First book edition cover 1888
Enlarge
First book edition cover 1888

There are several minor inconsistencies in the story which are incompatible with later Sherlock Holmes stories. Dr Watson provides a short autobiography of himself at the start. In this he is invalided out of the army after being wounded in the shoulder in the Second Afghan War at the Battle of Maiwand. In later stories, his wound has moved to his leg.

In this book, Holmes is presented as a single-minded person who has no interests whatsoever except for what directly serves his work as a detective, and who indeed actively tries to forget any irrelevant piece of knowledge which came inadvertently to his attention.
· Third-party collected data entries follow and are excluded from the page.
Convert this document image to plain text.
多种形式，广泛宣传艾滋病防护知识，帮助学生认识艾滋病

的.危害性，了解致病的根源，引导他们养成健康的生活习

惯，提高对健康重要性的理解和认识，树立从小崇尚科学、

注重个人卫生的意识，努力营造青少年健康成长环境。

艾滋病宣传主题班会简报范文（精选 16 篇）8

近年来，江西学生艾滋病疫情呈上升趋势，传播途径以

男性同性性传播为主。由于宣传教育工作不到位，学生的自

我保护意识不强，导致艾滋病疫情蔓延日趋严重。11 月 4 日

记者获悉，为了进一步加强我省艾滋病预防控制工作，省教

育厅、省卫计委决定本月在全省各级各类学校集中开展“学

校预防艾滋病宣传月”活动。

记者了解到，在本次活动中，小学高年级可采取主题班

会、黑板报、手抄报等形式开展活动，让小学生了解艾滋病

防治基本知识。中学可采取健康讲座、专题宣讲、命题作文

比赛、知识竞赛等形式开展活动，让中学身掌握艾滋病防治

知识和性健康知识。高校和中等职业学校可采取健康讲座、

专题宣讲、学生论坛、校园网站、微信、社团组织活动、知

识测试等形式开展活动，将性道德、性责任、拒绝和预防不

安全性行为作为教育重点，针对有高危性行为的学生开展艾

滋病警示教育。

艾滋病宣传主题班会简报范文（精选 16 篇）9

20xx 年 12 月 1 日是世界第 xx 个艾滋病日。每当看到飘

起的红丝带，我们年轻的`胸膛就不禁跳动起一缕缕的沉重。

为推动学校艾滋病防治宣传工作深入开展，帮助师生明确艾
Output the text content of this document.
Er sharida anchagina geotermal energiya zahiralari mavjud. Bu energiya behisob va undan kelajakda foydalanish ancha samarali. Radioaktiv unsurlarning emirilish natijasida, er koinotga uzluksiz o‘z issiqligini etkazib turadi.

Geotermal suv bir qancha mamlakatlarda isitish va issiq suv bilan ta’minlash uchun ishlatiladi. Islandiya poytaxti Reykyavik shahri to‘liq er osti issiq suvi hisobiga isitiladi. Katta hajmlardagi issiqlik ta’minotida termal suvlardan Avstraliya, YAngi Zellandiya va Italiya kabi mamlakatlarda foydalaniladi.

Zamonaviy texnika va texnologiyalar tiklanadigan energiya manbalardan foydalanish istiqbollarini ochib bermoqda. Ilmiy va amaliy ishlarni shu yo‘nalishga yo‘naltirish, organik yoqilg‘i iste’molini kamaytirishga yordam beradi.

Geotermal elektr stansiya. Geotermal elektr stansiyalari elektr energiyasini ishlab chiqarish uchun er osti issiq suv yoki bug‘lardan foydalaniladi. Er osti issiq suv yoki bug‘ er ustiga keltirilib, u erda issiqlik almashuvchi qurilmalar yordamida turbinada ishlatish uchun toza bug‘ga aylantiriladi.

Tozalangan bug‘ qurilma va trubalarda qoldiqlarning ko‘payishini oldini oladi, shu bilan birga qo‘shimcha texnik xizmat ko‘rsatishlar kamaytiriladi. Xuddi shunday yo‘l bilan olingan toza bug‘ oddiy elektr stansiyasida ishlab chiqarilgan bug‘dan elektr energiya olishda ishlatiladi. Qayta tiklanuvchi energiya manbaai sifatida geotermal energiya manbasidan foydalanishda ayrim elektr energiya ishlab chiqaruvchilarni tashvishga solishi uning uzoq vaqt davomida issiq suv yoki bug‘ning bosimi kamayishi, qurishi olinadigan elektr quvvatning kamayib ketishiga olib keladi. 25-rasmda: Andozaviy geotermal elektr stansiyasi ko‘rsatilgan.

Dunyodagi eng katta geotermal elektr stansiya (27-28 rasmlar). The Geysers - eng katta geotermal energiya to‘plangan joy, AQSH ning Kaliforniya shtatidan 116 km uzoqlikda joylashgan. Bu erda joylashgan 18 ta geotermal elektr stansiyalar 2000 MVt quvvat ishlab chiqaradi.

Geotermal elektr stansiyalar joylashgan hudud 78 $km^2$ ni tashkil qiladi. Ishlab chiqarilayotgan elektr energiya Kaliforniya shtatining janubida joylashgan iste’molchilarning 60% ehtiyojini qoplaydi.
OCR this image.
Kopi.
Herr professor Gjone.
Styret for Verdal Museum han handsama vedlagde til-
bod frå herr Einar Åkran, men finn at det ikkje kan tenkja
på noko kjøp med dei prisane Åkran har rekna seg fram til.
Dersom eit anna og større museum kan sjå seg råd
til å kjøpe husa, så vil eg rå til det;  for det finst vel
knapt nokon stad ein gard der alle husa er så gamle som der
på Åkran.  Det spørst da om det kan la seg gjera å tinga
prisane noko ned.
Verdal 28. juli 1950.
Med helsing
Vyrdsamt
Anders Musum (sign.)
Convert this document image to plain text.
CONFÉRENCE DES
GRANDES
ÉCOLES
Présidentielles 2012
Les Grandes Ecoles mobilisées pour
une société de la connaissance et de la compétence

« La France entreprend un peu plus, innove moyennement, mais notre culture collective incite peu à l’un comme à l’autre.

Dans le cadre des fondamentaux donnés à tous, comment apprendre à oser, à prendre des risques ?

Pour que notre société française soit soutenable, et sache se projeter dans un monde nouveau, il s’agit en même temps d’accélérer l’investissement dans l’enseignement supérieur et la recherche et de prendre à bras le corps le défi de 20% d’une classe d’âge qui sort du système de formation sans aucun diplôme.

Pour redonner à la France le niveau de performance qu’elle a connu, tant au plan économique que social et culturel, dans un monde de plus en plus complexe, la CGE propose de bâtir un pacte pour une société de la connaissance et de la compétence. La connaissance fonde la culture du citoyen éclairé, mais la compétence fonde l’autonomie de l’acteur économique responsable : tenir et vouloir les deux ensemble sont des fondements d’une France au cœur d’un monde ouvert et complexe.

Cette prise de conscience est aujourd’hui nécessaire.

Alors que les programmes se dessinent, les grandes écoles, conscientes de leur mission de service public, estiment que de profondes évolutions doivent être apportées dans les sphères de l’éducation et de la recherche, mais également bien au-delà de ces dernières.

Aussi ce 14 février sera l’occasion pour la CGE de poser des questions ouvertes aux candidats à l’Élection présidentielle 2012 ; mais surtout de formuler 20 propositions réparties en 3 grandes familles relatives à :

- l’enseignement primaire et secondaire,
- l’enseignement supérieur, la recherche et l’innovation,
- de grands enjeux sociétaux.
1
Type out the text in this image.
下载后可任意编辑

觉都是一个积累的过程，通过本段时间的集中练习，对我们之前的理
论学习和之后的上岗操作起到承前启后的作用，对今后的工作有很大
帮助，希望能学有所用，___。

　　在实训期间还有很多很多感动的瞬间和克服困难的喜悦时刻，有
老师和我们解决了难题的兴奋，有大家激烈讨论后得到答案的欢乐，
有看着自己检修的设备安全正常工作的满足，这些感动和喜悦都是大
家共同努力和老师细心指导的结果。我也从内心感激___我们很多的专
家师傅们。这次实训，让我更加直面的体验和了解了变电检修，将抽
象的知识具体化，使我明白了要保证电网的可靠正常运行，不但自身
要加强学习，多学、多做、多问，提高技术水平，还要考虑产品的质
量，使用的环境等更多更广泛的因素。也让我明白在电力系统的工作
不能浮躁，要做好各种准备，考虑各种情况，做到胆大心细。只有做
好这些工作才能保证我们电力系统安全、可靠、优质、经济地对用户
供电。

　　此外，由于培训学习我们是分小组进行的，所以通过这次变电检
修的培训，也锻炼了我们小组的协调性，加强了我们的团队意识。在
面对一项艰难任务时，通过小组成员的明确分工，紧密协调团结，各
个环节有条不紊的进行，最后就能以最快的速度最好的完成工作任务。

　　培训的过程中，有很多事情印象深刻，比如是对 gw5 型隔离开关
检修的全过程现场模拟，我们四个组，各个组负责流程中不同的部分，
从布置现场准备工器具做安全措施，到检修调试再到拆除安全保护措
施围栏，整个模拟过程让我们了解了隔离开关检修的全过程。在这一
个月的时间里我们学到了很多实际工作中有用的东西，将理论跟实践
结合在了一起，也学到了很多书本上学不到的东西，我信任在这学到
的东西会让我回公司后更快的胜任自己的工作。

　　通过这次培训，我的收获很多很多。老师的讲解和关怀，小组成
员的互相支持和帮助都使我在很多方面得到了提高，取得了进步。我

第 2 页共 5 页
While this works in the first book, it would have made Holmes an unutterably boring character had Doyle persisted in it for the rest of the series (which would than hardly have had the same amount of popularity).

In later books and stories Holmes is depicted, to the complete contrary, as a multifaceted intellectual with an intensive interest in and deep knowledge of numerous subjects having nothing to do with his detective work, such as music, philosophy and bee-keeping, and he keeps writing articles and monographs in numerous fields.

[edit] Allusions/references from other works

Doyle paid ambiguous tribute to the influence of Edgar Allan Poe's C. Auguste Dupin and Émile Gaboriau's Monsieur Lecoq by having Holmes denounce them as "a very inferior fellow" and "a miserable bungler", respectively.

In his Naked is the Best Disguise, Samuel Rosenberg notes the similarity between Jefferson Hope's tracking of Enoch Drebber and a sequence in James Joyce's novel Ulysses. Several other associations between Doyle and Joyce are also listed in Rosenberg's book.

[edit] Film, TV or theatrical adaptations

It has been adapted many times, although frequently only the portions of the first section of the book in which Holmes and Watson's relationship is established are used. The Ronald Howard/H. Marion Crawford television series used that section of the book as the basis for the episode "The Case of the Cunningham Inheritance". The John Gielgud/Ralph Richardson radio series combined it with details from "The Adventure of Charles Augustus Milverton" to create its "origin story". The book has rarely been adapted in full, notable instances being in the Peter Cushing/Nigel Stock television series, as an episode of CBS Radio Mystery Theater and by Bert Coules for the first project starring Clive Merrison as Holmes and Michael Williams as Watson.